Gripping his wrist, the Israeli lashed out his right foot, expertly catching the Palestinian’s left kneecap. Azra stumbled; another steel toe caught him in the side of his neck, then still another crashed into his ribs. But the angle was right; the Israeli was off balance! The terrorist lunged, the knife an extension of his arm as he sent it directly into the commando’s stomach. Blood erupted, covering Azra’s face, as the Israeli, code name Orange of the Masada Brigade, fell back on the floor.

The Palestinian struggled to get up, sharp bolts of pain surging through his ribs and his knee, the tendons in his neck nearly paralysed. Suddenly, without a scratch or a footstep, the door crashed open, the hotel lock blown out of its mount. The second commando, younger, his thick bare arms bulging in tension, his furious eyes surveying the scene in front of him, whipped his hand beyond his right hip for a holstered weapon. Azra hurled himself against the Israeli, smashing the commando into the door slamming it shut. Code Blue’s gun spiralled across the floor, freeing his right hand to intercept the Palestinian’s arm as it slashed down with the blood-streaked blade of the knife. The Israeli hammered his knee up into the terrorist’s rib cage as he swung the gripped arm clockwise, forcing Azra towards the floor. Still the Palestinian would not release the knife! Both men parted, crouching, staring at each other, contempt and hatred in both pairs of eyes.

‘You want to kill Jews, try to kill me, pig!’ cried Yaakov.

‘Why not?’ replied Azra, thrusting his knife forward to draw out the Israeli. ‘You kill Arabs! You killed my mother and father as if you’d pulled the trigger yourself!’

‘You killed my two brothers on the Sidon patrols!’

‘I may have! I hope so! I was there!’

‘You are Azra!’

Like two crazed animals the young men flung themselves at each other with violence incarnate, the taking of life—hated life—their only reason for being on earth. Blood burst out of punctured flesh as ligaments were torn and bones broken amid throated cries of vengeance and loathing. Finally it happened, the ending as volcanic as the initial eruption; sheer, brutal strength was the victor.

The knife was lodged in the terrorist’s throat, reversed and forced to its mark by the commando from the Masada Brigade.

Exhausted and drenched in blood, Yaakov pushed himself off the body of his enemy. He looked over at his slain comrade, code Orange, and closed his eyes. ‘Shalom,’ he whispered. ‘Find the peace we all seek, my friend.’

There was no time for mourning, he thought, as his eyes flashed open. The body of his comrade, as well as that of his enemy, had to be moved. He had to be at the source for what came next; he had to reach the others. The killer Azra was dead! They could now fly back to Masqat, they had to. To his father! In pain, Blue limped to the bed and yanked back the bedspread, revealing his dead comrade’s Uzi machine pistol.
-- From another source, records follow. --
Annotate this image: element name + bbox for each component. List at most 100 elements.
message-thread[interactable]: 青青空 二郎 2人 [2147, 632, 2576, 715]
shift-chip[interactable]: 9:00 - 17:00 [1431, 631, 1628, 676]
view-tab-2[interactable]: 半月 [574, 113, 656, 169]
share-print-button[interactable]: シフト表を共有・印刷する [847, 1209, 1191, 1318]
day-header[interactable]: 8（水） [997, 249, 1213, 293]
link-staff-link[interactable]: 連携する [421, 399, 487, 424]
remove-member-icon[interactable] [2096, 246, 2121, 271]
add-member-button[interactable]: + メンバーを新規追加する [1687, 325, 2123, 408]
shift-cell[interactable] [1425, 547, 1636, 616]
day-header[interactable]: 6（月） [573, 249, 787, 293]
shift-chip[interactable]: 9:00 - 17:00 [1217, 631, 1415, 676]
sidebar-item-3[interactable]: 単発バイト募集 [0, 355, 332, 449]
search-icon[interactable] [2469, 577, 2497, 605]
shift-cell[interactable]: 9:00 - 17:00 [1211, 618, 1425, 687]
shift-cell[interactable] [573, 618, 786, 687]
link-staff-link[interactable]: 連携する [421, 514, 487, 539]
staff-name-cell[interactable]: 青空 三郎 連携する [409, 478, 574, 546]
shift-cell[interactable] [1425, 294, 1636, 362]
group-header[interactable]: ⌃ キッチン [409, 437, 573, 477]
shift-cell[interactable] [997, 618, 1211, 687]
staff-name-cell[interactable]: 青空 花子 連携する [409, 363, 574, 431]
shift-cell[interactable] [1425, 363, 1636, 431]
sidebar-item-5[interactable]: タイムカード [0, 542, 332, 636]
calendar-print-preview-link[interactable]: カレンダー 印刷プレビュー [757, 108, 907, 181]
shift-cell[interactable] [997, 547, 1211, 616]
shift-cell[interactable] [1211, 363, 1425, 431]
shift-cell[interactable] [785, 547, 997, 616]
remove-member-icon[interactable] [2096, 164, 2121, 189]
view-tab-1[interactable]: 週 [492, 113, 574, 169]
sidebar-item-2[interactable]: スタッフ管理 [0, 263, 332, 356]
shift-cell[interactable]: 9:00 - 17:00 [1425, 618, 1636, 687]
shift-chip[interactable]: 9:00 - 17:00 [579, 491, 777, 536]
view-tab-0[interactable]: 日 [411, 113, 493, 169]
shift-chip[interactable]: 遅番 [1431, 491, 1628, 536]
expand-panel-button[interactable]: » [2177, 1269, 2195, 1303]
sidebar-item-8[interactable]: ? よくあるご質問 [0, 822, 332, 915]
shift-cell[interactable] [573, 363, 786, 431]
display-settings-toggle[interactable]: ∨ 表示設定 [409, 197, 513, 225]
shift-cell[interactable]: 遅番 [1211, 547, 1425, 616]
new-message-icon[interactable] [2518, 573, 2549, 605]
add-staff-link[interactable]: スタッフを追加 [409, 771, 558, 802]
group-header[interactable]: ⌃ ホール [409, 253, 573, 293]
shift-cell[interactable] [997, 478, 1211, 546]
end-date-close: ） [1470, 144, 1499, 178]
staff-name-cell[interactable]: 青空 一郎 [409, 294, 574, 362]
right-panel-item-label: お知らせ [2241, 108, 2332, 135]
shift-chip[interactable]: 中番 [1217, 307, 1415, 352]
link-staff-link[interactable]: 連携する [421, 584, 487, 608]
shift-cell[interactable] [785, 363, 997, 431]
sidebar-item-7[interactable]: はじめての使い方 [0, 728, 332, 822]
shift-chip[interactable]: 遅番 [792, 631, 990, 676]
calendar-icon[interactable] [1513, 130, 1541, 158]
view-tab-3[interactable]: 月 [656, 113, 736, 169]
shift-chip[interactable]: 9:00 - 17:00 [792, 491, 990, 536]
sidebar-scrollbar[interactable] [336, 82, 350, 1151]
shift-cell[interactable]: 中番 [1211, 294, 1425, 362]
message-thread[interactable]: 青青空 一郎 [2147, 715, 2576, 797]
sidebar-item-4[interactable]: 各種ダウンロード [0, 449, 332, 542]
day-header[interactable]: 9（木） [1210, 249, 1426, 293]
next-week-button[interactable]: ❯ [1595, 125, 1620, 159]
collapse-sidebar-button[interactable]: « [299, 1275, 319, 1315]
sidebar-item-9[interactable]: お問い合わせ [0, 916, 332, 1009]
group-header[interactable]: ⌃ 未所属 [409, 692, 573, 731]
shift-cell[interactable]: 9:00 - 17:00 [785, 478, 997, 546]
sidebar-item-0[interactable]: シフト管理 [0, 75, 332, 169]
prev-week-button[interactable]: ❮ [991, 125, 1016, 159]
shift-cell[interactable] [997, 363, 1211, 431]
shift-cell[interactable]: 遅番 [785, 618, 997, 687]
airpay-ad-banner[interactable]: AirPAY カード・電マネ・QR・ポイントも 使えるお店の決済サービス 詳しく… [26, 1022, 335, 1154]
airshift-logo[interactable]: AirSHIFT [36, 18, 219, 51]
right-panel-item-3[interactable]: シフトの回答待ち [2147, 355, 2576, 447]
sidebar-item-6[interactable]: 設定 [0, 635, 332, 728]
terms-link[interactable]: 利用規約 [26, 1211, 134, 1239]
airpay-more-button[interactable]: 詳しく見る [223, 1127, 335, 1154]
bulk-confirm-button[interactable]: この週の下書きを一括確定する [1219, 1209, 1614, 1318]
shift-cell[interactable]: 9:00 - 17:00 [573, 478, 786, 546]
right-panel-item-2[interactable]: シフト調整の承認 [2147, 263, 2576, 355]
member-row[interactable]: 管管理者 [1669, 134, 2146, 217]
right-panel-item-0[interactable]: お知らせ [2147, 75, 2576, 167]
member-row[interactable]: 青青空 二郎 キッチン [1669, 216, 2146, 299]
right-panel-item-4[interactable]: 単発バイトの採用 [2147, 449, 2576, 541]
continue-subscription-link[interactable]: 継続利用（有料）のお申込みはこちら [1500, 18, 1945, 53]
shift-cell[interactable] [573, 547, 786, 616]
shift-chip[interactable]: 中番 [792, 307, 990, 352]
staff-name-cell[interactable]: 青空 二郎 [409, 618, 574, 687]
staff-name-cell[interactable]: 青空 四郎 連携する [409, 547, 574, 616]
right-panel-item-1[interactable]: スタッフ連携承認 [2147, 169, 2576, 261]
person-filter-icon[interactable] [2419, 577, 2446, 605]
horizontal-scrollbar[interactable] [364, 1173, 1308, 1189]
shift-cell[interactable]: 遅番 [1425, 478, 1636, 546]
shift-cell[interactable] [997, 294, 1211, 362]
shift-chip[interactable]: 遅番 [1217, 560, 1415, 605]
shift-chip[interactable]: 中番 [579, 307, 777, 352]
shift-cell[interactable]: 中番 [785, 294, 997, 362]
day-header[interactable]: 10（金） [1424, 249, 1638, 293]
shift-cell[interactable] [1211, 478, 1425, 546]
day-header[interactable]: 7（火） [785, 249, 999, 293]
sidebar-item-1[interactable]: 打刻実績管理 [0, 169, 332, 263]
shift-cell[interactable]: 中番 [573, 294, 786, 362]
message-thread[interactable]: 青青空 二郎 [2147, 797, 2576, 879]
He picked it up, awkwardly strapped it over his shoulder, and went to the door to check the hallway. His father!

In the far shadows of the Wadi Al Ahd, Kendrick knew he could not wait any longer, nor could he risk using a telephone. Conversely, he could not remain in the foliage opposite the Aradous and do nothing!. Time was winding down and the contact from the Mahdi expected to find the puppet Azra, newly crowned prince of terrorists, at the rendezvous. It was so clear now, he realized. He had been found out, either through the events at the airport or through a leak in Masqat—the panicked men from the past he had talked to, men who, unlike Mustapha, refused to see him and might have betrayed him for their own safety, as surely as one of them had killed Musty for the same reason. We cannot be involved! It’s madness. Our families are dead! Our children raped, disfigured… dead!